Werner, Ludwig - Das Werk der rettenden Liebe innerhalb der Christenheit.

Werner, Ludwig - Das Werk der rettenden Liebe innerhalb der Christenheit.

Festpredigt beim Jahresfeste der inneren Mission über Luk. 15, 1-10 (Misericordias Domini))

von Generalsuperintendent Werner in Kassel.

Text: Luk. 15, 1-10.

Wir stehen in der höchsten Freudenzeit des Kirchenjahres. Das Fest der Feste haben wir gefeiert und begehen nun die vierzig Tage, in denen der Herr nach seiner Auferstehung bei seinen Jüngern sichtbar ein- und ausging. Das Leben, das den Tod besiegt, das Leben, das das Grab durchbricht, das Leben, das die Totenbeine lebendig macht, ist's, das wir feiern. Anders schauen wir nun in die Zukunft, über das Sterben hinaus, in das ewige Leben, wo das unvergängliche und unbefleckte und unverwelkliche Erbe uns behalten wird im Himmel. Anders aber sieht nun auch der Glaube auf das geistliche Totenfeld eines erstorbenen Volkes, auf das geistliche Elend von Tausenden von Brüdern und Schwestern, für sie alle ist nun Hoffnung da, denn Jesus lebt und hat seinen Geist zurückgelassen in der Gemeinde, der wieder Leben und Odem gibt.

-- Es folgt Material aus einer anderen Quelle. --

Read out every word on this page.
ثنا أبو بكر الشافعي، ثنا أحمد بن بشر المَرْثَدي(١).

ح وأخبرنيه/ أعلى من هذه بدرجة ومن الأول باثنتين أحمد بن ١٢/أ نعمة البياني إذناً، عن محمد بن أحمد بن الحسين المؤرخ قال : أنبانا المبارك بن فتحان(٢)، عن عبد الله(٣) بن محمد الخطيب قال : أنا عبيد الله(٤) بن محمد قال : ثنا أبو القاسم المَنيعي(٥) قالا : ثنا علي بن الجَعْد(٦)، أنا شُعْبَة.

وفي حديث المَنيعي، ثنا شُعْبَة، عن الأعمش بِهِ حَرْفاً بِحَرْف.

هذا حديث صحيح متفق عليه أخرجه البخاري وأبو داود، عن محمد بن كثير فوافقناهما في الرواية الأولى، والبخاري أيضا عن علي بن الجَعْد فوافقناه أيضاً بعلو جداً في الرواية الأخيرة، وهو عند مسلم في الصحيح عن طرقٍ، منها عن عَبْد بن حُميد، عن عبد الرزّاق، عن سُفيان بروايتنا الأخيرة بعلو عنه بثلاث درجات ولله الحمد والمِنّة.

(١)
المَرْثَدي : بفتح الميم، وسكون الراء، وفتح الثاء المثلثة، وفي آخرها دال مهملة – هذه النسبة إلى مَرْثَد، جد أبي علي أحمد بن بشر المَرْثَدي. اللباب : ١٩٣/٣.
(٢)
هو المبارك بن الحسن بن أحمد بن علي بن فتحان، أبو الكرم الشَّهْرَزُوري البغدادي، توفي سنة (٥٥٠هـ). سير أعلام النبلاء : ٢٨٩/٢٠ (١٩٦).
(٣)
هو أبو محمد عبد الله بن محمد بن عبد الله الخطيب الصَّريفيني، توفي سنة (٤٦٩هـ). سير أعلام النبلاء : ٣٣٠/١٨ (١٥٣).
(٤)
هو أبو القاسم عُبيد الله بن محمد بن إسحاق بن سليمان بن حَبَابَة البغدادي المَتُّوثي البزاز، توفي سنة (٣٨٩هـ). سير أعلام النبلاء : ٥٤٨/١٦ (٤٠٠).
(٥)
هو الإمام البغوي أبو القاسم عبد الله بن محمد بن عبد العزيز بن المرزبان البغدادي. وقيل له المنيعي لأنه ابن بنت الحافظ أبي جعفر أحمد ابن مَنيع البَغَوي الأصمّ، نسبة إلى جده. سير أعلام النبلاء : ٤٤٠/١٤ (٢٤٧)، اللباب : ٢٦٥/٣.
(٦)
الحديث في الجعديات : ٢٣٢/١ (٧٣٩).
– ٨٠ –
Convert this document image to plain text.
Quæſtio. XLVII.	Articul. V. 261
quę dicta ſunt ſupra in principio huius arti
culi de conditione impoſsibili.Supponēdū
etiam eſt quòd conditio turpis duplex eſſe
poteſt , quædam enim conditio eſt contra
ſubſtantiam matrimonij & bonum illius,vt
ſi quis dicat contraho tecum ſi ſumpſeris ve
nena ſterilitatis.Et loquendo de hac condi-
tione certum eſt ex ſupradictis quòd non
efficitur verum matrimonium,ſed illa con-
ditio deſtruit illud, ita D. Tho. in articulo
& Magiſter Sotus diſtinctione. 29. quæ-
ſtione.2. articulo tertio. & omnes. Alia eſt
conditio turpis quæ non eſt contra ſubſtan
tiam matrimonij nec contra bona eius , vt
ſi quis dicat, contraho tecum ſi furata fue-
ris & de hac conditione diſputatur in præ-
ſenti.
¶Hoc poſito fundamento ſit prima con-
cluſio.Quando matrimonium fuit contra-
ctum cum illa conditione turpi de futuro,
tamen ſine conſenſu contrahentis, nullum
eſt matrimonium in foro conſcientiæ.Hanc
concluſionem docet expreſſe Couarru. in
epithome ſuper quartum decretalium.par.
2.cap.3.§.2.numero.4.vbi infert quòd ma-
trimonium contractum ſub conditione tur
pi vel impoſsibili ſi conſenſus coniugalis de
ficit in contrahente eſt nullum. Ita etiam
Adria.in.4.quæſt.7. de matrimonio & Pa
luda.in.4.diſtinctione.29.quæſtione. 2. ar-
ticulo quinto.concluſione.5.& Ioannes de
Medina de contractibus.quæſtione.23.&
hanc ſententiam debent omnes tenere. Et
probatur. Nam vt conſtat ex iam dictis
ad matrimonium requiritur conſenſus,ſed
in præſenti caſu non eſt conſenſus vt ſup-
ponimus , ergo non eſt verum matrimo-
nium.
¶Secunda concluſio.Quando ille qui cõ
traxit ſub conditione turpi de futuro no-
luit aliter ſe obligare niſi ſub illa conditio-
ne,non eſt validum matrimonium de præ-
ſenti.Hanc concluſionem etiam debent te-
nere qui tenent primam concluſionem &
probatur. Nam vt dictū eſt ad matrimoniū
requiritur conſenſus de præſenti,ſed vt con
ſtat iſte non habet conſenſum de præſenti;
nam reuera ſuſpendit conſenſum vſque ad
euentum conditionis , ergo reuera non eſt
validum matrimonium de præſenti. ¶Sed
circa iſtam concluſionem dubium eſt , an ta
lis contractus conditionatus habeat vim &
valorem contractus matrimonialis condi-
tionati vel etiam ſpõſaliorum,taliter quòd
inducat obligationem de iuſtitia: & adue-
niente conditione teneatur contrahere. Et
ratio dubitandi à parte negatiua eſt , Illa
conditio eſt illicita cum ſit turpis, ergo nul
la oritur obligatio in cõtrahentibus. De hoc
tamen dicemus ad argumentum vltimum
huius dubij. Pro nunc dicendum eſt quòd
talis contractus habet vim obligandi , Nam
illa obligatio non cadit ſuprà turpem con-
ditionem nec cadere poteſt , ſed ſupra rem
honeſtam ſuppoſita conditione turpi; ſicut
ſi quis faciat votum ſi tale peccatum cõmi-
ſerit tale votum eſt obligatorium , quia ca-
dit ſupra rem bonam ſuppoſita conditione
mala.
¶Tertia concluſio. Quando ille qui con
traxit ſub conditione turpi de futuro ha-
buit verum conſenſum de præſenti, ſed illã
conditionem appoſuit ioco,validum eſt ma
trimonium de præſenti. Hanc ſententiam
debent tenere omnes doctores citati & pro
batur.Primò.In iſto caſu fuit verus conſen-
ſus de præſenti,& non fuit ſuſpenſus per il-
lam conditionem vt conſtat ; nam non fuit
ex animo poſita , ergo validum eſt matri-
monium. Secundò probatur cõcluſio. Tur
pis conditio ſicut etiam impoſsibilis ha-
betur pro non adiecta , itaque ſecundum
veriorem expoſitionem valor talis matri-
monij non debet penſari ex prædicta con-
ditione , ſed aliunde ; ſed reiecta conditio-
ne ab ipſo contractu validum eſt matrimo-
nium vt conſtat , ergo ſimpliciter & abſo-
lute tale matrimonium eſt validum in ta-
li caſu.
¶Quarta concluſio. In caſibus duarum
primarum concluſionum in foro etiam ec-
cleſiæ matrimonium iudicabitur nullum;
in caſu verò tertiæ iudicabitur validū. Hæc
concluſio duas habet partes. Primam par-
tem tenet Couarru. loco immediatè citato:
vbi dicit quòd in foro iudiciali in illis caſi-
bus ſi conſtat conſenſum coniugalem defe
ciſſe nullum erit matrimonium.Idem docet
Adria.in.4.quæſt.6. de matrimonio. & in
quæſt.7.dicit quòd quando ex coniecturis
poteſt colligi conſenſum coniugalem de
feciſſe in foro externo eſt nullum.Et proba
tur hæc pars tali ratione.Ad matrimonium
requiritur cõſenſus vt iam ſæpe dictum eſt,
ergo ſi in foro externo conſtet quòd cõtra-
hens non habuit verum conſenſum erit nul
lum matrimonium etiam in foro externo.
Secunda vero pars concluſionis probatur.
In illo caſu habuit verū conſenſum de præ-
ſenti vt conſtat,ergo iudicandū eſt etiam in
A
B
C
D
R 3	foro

Und in dieser vierzigtägigen Freudenzeit kommen wir in dieser Woche vom Sonntag Misericordias Domini, dem Sonntag „vom guten Hirten“. Im Osterlicht preisen wir in diesen Tagen die Barmherzigkeit des Herrn: der Auferstandene ist der Inbegriff aller zarten Liebe, innigen Erbarmens, der gute Hirte, der für die Schafe sein Leben ließ, der seine Schafe mit Namen ruft, der die zerstreuten herführen muss, dass es eine Herde unter einem Hirten werde. Jesus steht nach dem Evangelium dieser Woche da und ruft seiner Gemeinde zu: „Ich bin der gute Hirte!“ und seine Gemeinde jauchzt: „Der Herr ist mein Hirte, mir wird nichts mangeln! Wir waren wie die irrenden Schafe, aber nun sind wir bekehrt zu dem Hirten und Bischof unsrer Seele. Halleluja!“

In dieser Woche nun feiern die Vereinigungen für Innere Mission in diesem Lande ihr Jahresfest. Ihr versteht, Geliebte, warum wir an diesem Feste den Text gelesen haben von dem Hirten, der einem verlorenen Schafe nachgeht und sucht, bis dass er es finde, und trägt es heim auf seinen Achseln mit Freuden. Ohne dieses Gleichnis fehlte dem Bilde vom guten Hirten, unter dem wir unsern Heiland schauen, sein lieblichster, herrlichster Zug. Das ist's, was wir an diesem Feste preisen: die Heilandsliebe, mit der der gute Hirte uns Verirrte gesucht, uns Verlorene erworben und gewonnen hat, mit der er sich aller Verirrten annimmt, aller Verlorenen erbarmt. Aber ihr versteht wohl auch, warum wir das zweite Gleichnis im Texte mitgelesen, das der Herr selbst zum ersten gefügt, von dem Weibe, das seinen Groschen sucht, den es verloren hat, den es wiederhaben muss. Das Weib ist „des Herrn Magd“, und wiederum des Heilands Braut, es ist seine Kirche, seine Gemeinde, die die ihr vertrauten Groschen nicht verlieren darf, und so sie einen verloren hat, das Licht anzündet und sucht, bis dass sie ihn findet. Es ist dieselbe Liebe, mit der der Herr sie selbst gewonnen, die nun in ihr Herz ausgegossen ist, dieselbe göttliche Liebe, mit der sie, die selig gewonnene, nun auch nicht dulden kann, dass eine ihr vertraute Seele verloren gehe.

Das aber ist es ja, was wir Innere Mission nennen, die Arbeit der Kirche, in ihrem Heimatgebiete das Verirrte zu suchen, das Verlorene zu retten, das Gefährdete zu bewahren, die Aufraffung der Liebeskräfte, die in ihr wohnen, dass niemand der Ihren verloren werde. Die Heilandsliebe preisen, die uns gerettet hat, und die dankbare Liebe in uns selbst wecken und stärken, die Funken der rettenden Liebe, die in uns glimmen, zu lodernder Flamme anfachen, das, meine Brüder und Schwestern, ist die Aufgabe unsers Festes. Das möge sein Segen sein, dass wir dann unsere Straße fröhlich ziehen, die uns seine Liebe weist! So sei das Thema auch dieser Predigt:

Das Werk der rettenden Liebe innerhalb der Christenheit.

Drei Worte aber klingen aus den beiden Teilen unsers Textes: ein Wort der schmerzlichen Klage, ein Wort der unbesieglichen Hoffnung, ein Wort der triumphierenden Freude.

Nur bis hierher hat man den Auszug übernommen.